Many of our Wonder Friends have WONDERed about how animals communicate. We thought that was a great question. So we conducted a focus group with a large sample of the animal population of Wonderopolis, and here's what we learned:
- 98% of the animals in Wonderopolis use a smartphone as their primary means of communication.
- Only 2% of the animals in Wonderopolis still use a land line telephone.
- Over 75% of the animals in Wonderopolis prefer to send text messages instead of talking on the phone.
Of course, the animals in Wonderopolis tend to be a bit more advanced than the animals you might encounter on a day-to-day basis. So let's take a closer look at how some of the animals on Earth communicate.
If you've ever owned a dog or a cat, you know very well that animals can communicate. They understand basic commands that you give them. Most pets fully understand what you mean when you say the word “treat."
Likewise, pets can clearly communicate some basic messages to you. When they're hungry or thirsty, they will let you know. A scratch on the door might mean “I need to potty." A couple of licks might mean “I'm happy to see you" when you get home from school.

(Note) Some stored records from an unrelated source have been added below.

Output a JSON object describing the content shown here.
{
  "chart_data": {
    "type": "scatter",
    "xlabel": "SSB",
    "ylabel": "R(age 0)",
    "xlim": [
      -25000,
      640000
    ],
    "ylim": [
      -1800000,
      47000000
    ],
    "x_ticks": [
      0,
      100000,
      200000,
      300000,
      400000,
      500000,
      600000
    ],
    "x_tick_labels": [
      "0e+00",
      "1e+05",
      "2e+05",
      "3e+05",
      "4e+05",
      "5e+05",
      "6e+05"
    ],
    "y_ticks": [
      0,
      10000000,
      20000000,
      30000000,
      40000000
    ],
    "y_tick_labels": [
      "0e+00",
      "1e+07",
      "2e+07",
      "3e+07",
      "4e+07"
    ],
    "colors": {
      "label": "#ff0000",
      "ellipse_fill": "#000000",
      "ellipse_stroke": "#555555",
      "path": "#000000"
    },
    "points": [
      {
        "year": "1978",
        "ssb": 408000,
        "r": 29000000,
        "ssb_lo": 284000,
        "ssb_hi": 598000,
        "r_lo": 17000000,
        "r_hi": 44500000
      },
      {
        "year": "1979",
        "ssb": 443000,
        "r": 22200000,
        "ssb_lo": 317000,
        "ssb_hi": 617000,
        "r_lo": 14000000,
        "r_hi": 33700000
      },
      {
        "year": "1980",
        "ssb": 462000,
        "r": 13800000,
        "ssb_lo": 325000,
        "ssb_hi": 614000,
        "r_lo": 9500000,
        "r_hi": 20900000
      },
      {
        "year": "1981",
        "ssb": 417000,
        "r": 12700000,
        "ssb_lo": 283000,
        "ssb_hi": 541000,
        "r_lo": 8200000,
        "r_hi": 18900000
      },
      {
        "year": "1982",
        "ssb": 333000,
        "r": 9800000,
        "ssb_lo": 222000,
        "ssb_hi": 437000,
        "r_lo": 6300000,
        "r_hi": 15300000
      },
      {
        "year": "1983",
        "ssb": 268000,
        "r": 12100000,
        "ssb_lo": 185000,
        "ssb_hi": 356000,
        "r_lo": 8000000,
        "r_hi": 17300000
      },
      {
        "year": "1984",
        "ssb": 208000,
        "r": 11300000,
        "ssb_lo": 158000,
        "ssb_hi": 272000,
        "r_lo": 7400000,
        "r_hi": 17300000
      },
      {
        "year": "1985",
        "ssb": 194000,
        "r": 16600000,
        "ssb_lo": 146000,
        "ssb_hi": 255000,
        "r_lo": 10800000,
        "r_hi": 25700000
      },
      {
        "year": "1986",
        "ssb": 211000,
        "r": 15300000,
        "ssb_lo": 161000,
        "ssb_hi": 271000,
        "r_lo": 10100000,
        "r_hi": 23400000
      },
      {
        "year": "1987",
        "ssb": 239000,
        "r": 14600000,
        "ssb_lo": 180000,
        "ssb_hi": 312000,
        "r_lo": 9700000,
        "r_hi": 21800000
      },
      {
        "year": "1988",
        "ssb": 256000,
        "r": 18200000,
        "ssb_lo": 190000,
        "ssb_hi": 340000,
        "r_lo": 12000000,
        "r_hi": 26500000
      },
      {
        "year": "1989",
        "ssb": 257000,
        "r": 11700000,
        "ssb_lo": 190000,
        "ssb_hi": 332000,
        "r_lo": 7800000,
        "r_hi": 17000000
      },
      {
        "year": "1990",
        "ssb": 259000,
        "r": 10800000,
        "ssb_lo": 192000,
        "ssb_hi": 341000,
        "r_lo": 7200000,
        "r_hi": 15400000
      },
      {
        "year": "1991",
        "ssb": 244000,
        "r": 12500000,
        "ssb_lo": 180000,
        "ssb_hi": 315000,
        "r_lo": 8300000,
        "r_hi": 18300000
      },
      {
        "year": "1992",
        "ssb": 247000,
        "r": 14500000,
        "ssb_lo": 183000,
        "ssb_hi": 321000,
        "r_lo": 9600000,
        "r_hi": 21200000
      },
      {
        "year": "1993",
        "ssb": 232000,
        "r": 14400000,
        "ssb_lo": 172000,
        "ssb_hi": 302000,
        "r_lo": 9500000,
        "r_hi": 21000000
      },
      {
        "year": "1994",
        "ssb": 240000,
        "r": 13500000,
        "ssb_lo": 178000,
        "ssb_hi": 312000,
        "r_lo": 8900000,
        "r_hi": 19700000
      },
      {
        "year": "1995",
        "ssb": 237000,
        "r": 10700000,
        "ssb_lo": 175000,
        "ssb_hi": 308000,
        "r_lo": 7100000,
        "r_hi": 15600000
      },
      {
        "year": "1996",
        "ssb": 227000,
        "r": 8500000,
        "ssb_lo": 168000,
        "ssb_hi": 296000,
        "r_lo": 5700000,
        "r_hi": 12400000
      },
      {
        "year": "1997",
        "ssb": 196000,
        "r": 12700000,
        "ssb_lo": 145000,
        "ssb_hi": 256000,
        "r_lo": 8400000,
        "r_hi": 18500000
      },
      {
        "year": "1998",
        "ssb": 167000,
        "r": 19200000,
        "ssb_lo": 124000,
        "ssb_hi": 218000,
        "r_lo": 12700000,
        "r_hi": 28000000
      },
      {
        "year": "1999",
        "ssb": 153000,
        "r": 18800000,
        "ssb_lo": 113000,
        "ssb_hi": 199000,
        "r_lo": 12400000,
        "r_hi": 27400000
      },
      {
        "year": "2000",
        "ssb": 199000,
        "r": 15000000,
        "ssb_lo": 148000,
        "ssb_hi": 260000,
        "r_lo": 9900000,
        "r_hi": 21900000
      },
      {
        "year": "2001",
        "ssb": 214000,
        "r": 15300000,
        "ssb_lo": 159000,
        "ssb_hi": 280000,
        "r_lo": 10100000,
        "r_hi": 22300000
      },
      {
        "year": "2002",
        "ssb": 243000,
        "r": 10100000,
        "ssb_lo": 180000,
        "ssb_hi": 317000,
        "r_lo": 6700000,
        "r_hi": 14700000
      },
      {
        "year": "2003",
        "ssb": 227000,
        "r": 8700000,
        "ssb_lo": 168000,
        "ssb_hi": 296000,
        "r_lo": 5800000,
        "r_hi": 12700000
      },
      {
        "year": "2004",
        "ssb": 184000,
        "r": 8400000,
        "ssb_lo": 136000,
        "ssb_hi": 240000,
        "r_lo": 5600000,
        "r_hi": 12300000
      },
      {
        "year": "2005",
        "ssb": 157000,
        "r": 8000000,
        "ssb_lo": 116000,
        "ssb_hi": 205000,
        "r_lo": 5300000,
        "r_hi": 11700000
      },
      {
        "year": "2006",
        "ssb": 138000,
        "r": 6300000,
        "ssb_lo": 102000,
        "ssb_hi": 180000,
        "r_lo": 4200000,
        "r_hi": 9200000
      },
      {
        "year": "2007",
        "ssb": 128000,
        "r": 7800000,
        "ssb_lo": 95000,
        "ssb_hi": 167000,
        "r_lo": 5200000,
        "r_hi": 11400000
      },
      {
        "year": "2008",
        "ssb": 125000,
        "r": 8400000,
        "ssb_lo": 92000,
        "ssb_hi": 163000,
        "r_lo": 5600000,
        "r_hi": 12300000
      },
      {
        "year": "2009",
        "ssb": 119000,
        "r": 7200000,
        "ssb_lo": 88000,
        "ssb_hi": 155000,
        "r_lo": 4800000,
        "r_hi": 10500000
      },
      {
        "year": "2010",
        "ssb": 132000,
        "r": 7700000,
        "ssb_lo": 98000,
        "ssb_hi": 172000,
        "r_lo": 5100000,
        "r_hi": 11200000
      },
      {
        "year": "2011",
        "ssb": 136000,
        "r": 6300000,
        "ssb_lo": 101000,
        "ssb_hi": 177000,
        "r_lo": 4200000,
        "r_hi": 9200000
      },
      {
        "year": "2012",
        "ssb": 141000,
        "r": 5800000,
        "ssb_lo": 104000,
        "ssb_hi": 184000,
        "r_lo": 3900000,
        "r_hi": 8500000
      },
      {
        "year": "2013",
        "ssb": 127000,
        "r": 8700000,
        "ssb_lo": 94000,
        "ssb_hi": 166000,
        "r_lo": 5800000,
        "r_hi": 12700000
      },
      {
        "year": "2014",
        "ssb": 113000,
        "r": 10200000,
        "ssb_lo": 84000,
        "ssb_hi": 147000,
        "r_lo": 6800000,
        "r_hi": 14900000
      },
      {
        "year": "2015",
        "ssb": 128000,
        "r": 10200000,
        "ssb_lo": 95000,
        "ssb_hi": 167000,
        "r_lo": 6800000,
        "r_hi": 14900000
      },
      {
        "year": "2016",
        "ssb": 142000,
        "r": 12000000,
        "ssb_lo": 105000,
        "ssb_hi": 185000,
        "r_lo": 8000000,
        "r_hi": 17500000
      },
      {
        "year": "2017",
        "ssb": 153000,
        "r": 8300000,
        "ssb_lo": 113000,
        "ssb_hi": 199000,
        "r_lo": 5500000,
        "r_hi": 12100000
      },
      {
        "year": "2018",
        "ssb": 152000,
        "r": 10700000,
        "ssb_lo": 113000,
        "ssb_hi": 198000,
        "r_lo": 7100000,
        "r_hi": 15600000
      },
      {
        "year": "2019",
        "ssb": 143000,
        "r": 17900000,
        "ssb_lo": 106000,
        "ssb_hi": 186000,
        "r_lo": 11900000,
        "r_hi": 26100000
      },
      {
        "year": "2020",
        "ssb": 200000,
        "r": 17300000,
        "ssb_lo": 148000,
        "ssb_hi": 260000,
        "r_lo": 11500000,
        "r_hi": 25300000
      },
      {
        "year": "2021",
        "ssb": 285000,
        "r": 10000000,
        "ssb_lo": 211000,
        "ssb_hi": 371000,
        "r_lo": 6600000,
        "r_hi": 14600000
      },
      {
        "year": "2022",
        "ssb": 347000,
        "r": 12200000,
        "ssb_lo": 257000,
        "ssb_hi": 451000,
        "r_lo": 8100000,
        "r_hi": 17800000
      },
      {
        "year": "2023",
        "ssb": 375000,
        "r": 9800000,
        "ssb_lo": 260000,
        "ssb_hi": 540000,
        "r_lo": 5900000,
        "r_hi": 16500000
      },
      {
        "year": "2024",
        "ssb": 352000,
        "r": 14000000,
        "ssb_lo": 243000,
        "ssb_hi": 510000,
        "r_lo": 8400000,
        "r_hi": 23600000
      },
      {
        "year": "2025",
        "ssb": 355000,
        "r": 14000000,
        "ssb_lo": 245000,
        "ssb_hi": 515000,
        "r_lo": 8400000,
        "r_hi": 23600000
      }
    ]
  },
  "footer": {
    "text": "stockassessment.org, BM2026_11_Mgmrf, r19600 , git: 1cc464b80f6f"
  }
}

Since we know that animals can communicate, let's explore the many interesting ways different species use to communicate. Just because they don't speak the same language you do doesn't mean that animals don't use their voices, though.
Many different types of animals use a range of sounds to communicate. Has your dog ever barked to be let out of the house? Perhaps your cat has meowed when she's hungry? All you have to do is spend some time along in nature and keep your ears open to hear the wide variety of communication going on around you.
Whales sing, wolves howl, birds tweet and chirp, and frogs croak. Although you probably can't tell what they're saying, they're certainly communicating with each other and the world around them.
Sounds aren't the only way animals communicate. Like human beings, they can convey messages in all sorts of nonverbal ways. For example, the wag of a dog's tail can indicate a wide variety of emotions and messages. Here are some other interesting examples of nonverbal communication among animals:
- Peacocks can fan their feathers in an impressive visual display intended to communicate a territorial warning.
- Many different types of animals mark their territories with their scent as a clear to others to stay away.
- A dolphin may slap its tail on the water to get the attention of others in the area.
- Bees tell other bees when they've found nectar by “dancing" when they return to the hive.
- Deer flick their tails to warn other deer following them of possible dangers ahead.
Have you ever seen a dog communicate with a cat to let it know that it's not wanted in its territory? Perhaps you've even been the target of a mother bird's communication if you've accidentally stepped to close to her nest!
Scientists have observed many different types of species communicating with each other in a variety of ways. One interesting example is the communication between spiny-tailed iguanas and paradise flycatchers in Madagascar. Even though the iguanas don't communicate vocally, they have developed well-tuned ears, so that they can hear the warning calls of the paradise flycatcher. This helps both species avoid being hunted by a common enemy: the raptors that patrol the skies above them!